From afar when he played for the Celtics, I saw Rozier’s best offensive skill as bursting off the dribble, daring the defender to keep up with him. He’s that, but he’s also a ballhandler with varied speeds and the ability to stop-and-start as a dribbler. That’s valuable, particularly on a team that will struggle to find ways to score late in shot clocks.
Rozier has neither tried to do too much nor too little so far. That’s a promising sign.
The Hornets sat guard-forward Nic Batum in the second half with a sore right Achilles tendon. Borrego didn’t know the severity of the injury post-game.

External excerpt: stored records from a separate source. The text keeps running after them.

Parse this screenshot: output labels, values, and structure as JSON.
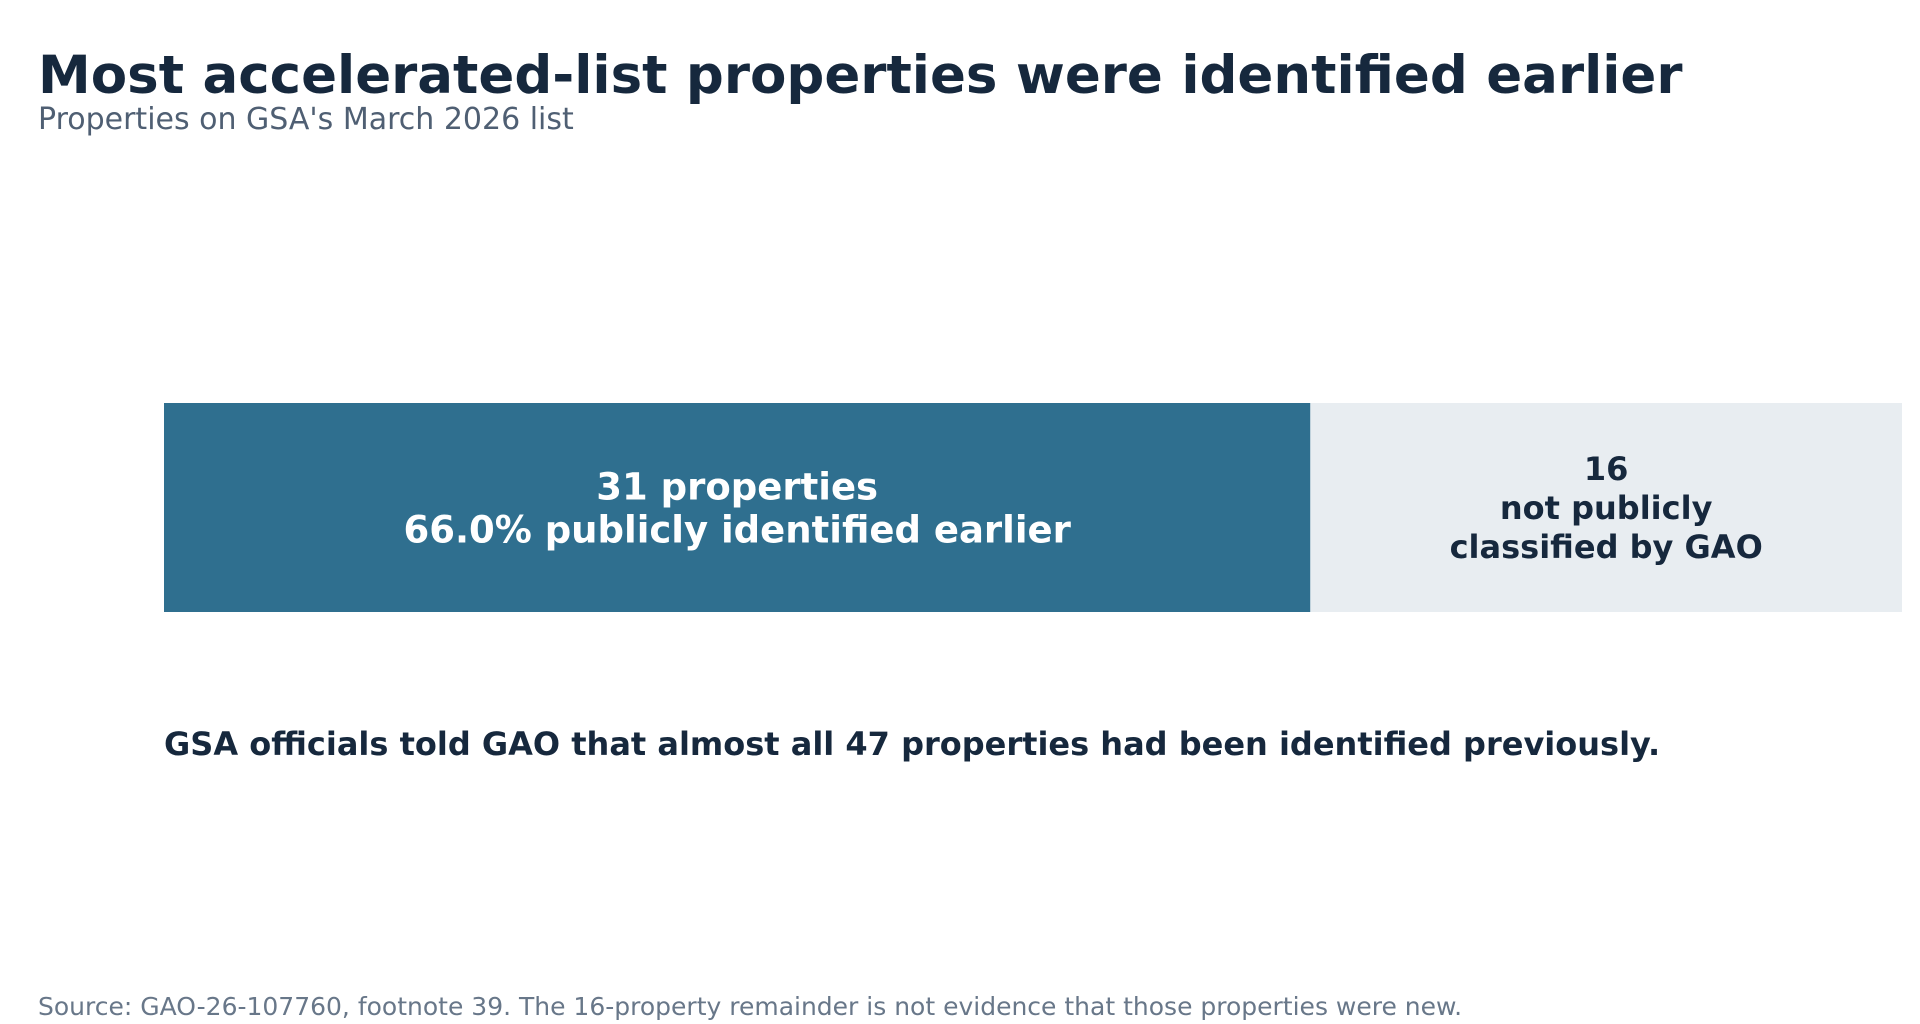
{
  "header": {
    "title": "Most accelerated-list properties were identified earlier",
    "subtitle": "Properties on GSA's March 2026 list"
  },
  "chart_data": {
    "type": "bar",
    "orientation": "horizontal",
    "stacked": true,
    "total": 47,
    "segments": [
      {
        "value": 31,
        "percent": 66.0,
        "color": "#2f6f8f",
        "label_lines": [
          "31 properties",
          "66.0% publicly identified earlier"
        ],
        "label_color": "#ffffff"
      },
      {
        "value": 16,
        "color": "#e8edf1",
        "label_lines": [
          "16",
          "not publicly",
          "classified by GAO"
        ],
        "label_color": "#16283d"
      }
    ],
    "grid": false,
    "axes_visible": false
  },
  "note": "GSA officials told GAO that almost all 47 properties had been identified previously.",
  "source": "Source: GAO-26-107760, footnote 39. The 16-property remainder is not evidence that those properties were new."
}
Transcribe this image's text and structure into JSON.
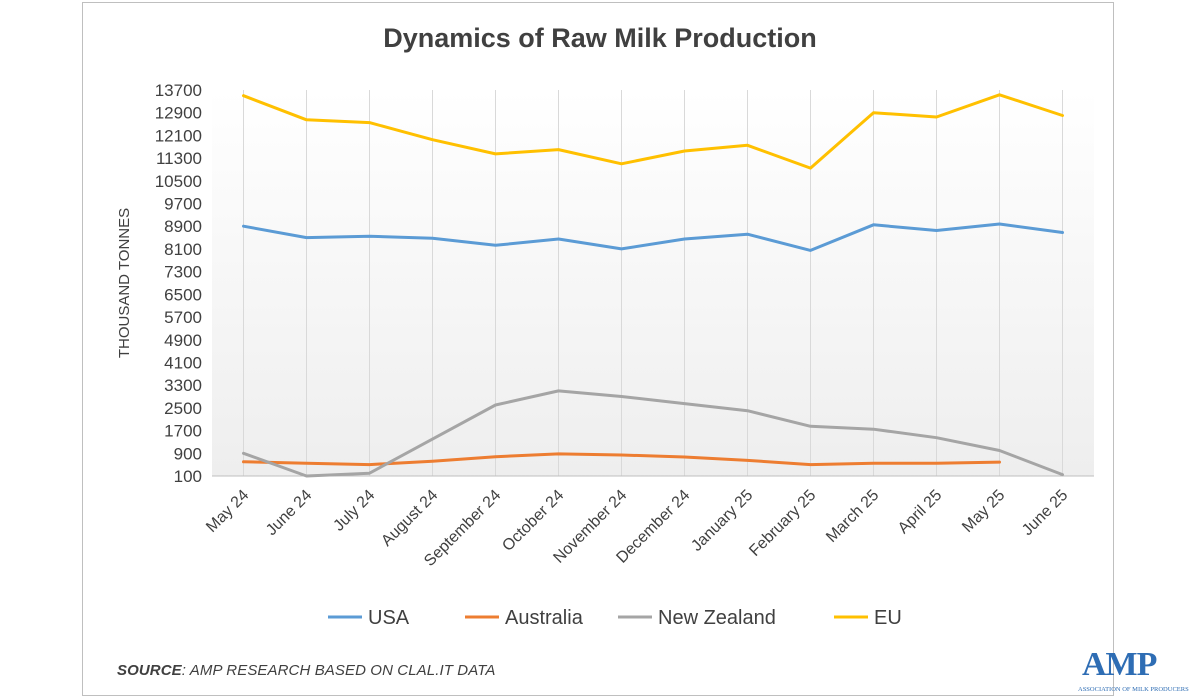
{
  "chart_data": {
    "type": "line",
    "title": "Dynamics of Raw Milk Production",
    "ylabel": "THOUSAND TONNES",
    "xlabel": "",
    "ylim": [
      100,
      13700
    ],
    "yticks": [
      100,
      900,
      1700,
      2500,
      3300,
      4100,
      4900,
      5700,
      6500,
      7300,
      8100,
      8900,
      9700,
      10500,
      11300,
      12100,
      12900,
      13700
    ],
    "grid": "vertical",
    "legend_position": "bottom",
    "categories": [
      "May 24",
      "June 24",
      "July 24",
      "August 24",
      "September 24",
      "October 24",
      "November 24",
      "December 24",
      "January 25",
      "February 25",
      "March 25",
      "April 25",
      "May 25",
      "June 25"
    ],
    "series": [
      {
        "name": "USA",
        "color": "#5b9bd5",
        "values": [
          8900,
          8500,
          8550,
          8480,
          8230,
          8450,
          8100,
          8450,
          8620,
          8050,
          8950,
          8750,
          8980,
          8680
        ]
      },
      {
        "name": "Australia",
        "color": "#ed7d31",
        "values": [
          600,
          550,
          500,
          620,
          780,
          880,
          840,
          770,
          650,
          500,
          550,
          550,
          590,
          null
        ]
      },
      {
        "name": "New Zealand",
        "color": "#a5a5a5",
        "values": [
          900,
          100,
          200,
          1400,
          2600,
          3100,
          2900,
          2650,
          2400,
          1850,
          1750,
          1450,
          1000,
          150
        ]
      },
      {
        "name": "EU",
        "color": "#ffc000",
        "values": [
          13500,
          12650,
          12550,
          11950,
          11450,
          11600,
          11100,
          11550,
          11750,
          10950,
          12900,
          12750,
          13530,
          12800
        ]
      }
    ]
  },
  "source": {
    "label": "SOURCE",
    "text": ": AMP RESEARCH BASED ON CLAL.IT DATA"
  },
  "logo": {
    "text": "AMP",
    "subtitle": "ASSOCIATION OF MILK PRODUCERS"
  }
}
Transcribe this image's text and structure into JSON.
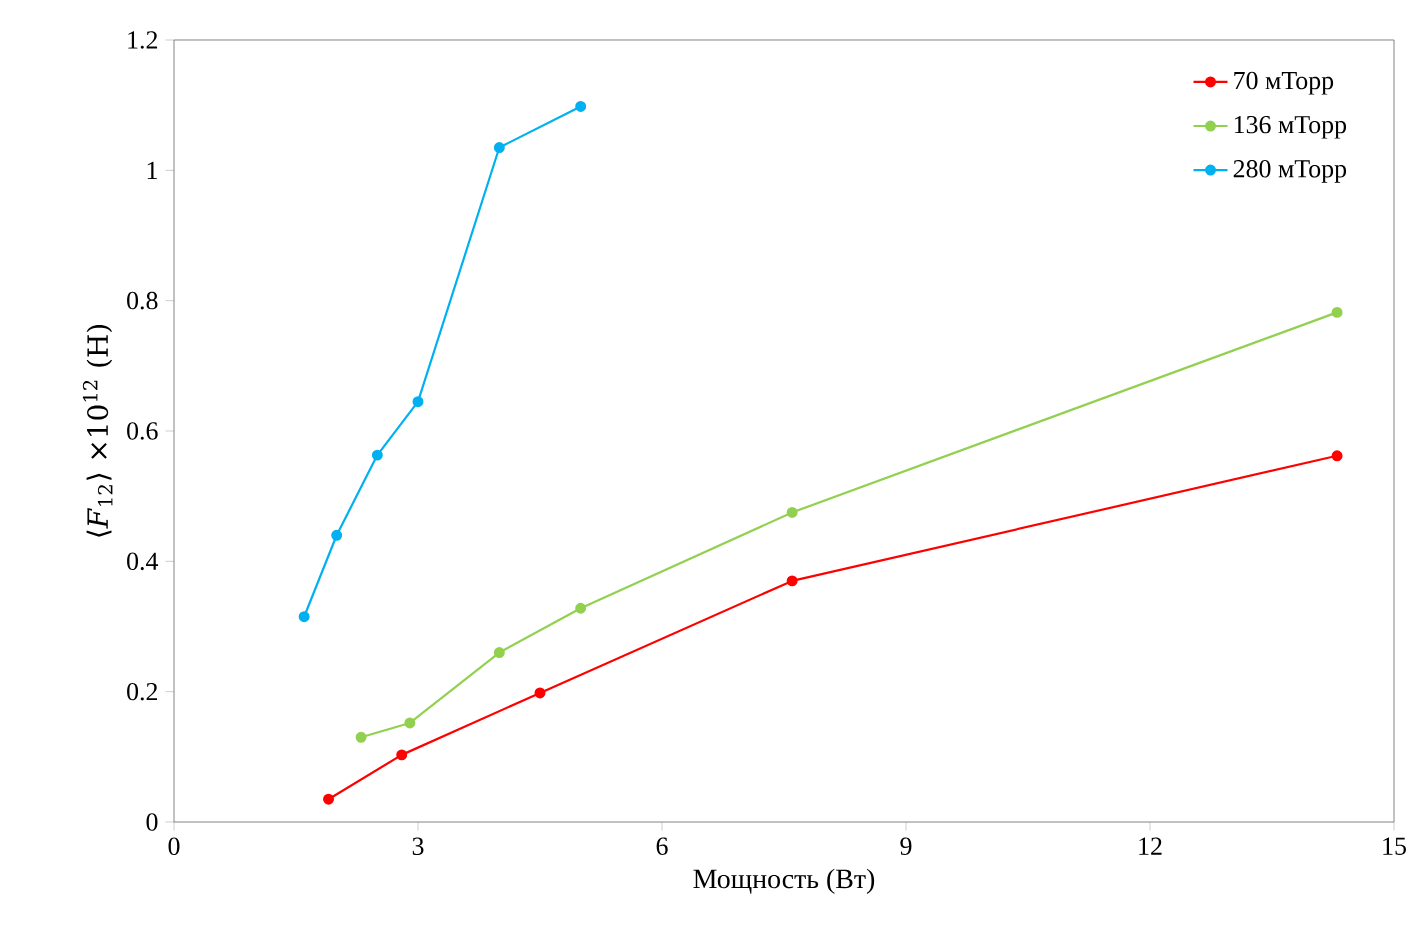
{
  "chart_data": {
    "type": "line",
    "xlabel": "Мощность (Вт)",
    "ylabel": "⟨*F*$_{12}$⟩ ×10$^{12}$ (Н)",
    "xlim": [
      0,
      15
    ],
    "xticks": [
      0,
      3,
      6,
      9,
      12,
      15
    ],
    "ylim": [
      0,
      1.2
    ],
    "yticks": [
      0,
      0.2,
      0.4,
      0.6,
      0.8,
      1,
      1.2
    ],
    "grid": false,
    "legend": "top right",
    "marker": "circle",
    "line_style": "solid",
    "series": [
      {
        "name": "70 мТорр",
        "color": "#ff0000",
        "x": [
          1.9,
          2.8,
          4.5,
          7.6,
          14.3
        ],
        "values": [
          0.035,
          0.103,
          0.198,
          0.37,
          0.562
        ]
      },
      {
        "name": "136 мТорр",
        "color": "#92d050",
        "x": [
          2.3,
          2.9,
          4.0,
          5.0,
          7.6,
          14.3
        ],
        "values": [
          0.13,
          0.152,
          0.26,
          0.328,
          0.475,
          0.782
        ]
      },
      {
        "name": "280 мТорр",
        "color": "#00b0f0",
        "x": [
          1.6,
          2.0,
          2.5,
          3.0,
          4.0,
          5.0
        ],
        "values": [
          0.315,
          0.44,
          0.563,
          0.645,
          1.035,
          1.098
        ]
      }
    ]
  }
}
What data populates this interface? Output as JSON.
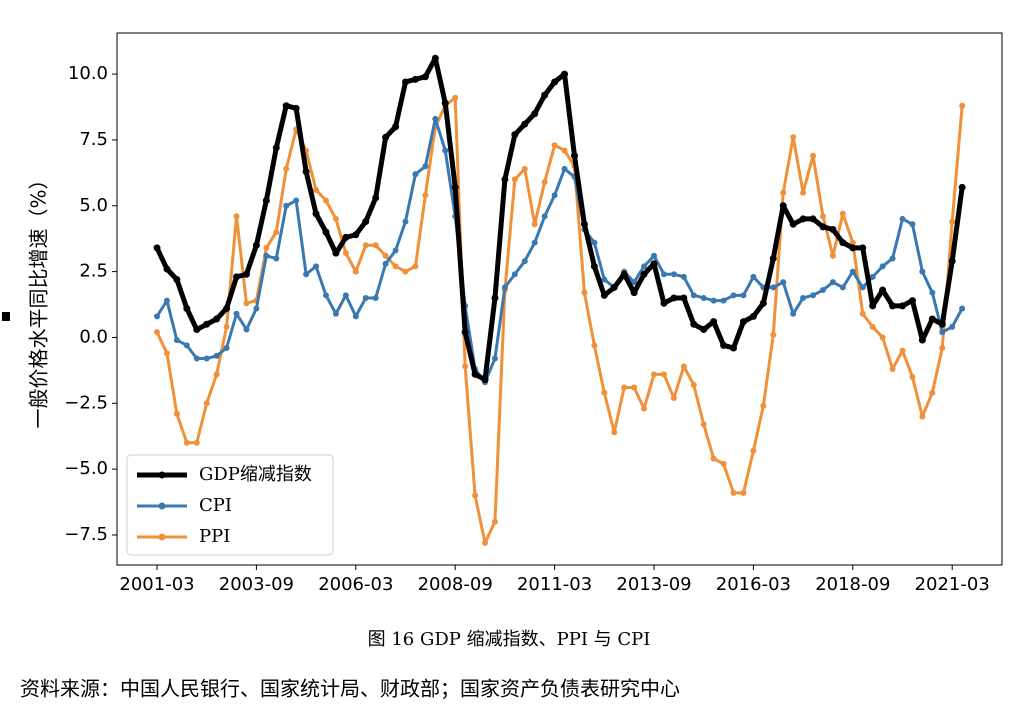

I get the frustration from a large segment of Hornets fans about Batum’s production, relative to his $120 million contract. I also know this team needs Batum’s defense and ball-movement. If Batum’s injury lingers into the regular season, that will stress this team on the perimeter.
It will give opportunity to Malik Monk, who played Wednesday (10 points in 18 minutes), after missing time with a sore toe. It’s an old story with Monk; his minutes are related to how well he guards, and that’s been suspect both his prior seasons.
Rookie lottery-pick PJ Washington again played well (13 points on 5-of-8 shooting, all in the second half) after making 6-of-7 for 16 points in Boston.
If Washington is in the rotation from the start of the regular season, that is likely going to trim playing time from either Williams or center Willy Hernangomez. My guess is Hernangomez would fall to the fringe of the rotation and Williams would play as much center as power forward, making Williams and Washington the first two big men off the bench behind starters Miles Bridges and Cody Zeller.
If you’re going to make defense a priority, Williams should play. If you’re going to play Washington, then 15-year veteran Williams is the best teammate to shepherd him at both ends of the court.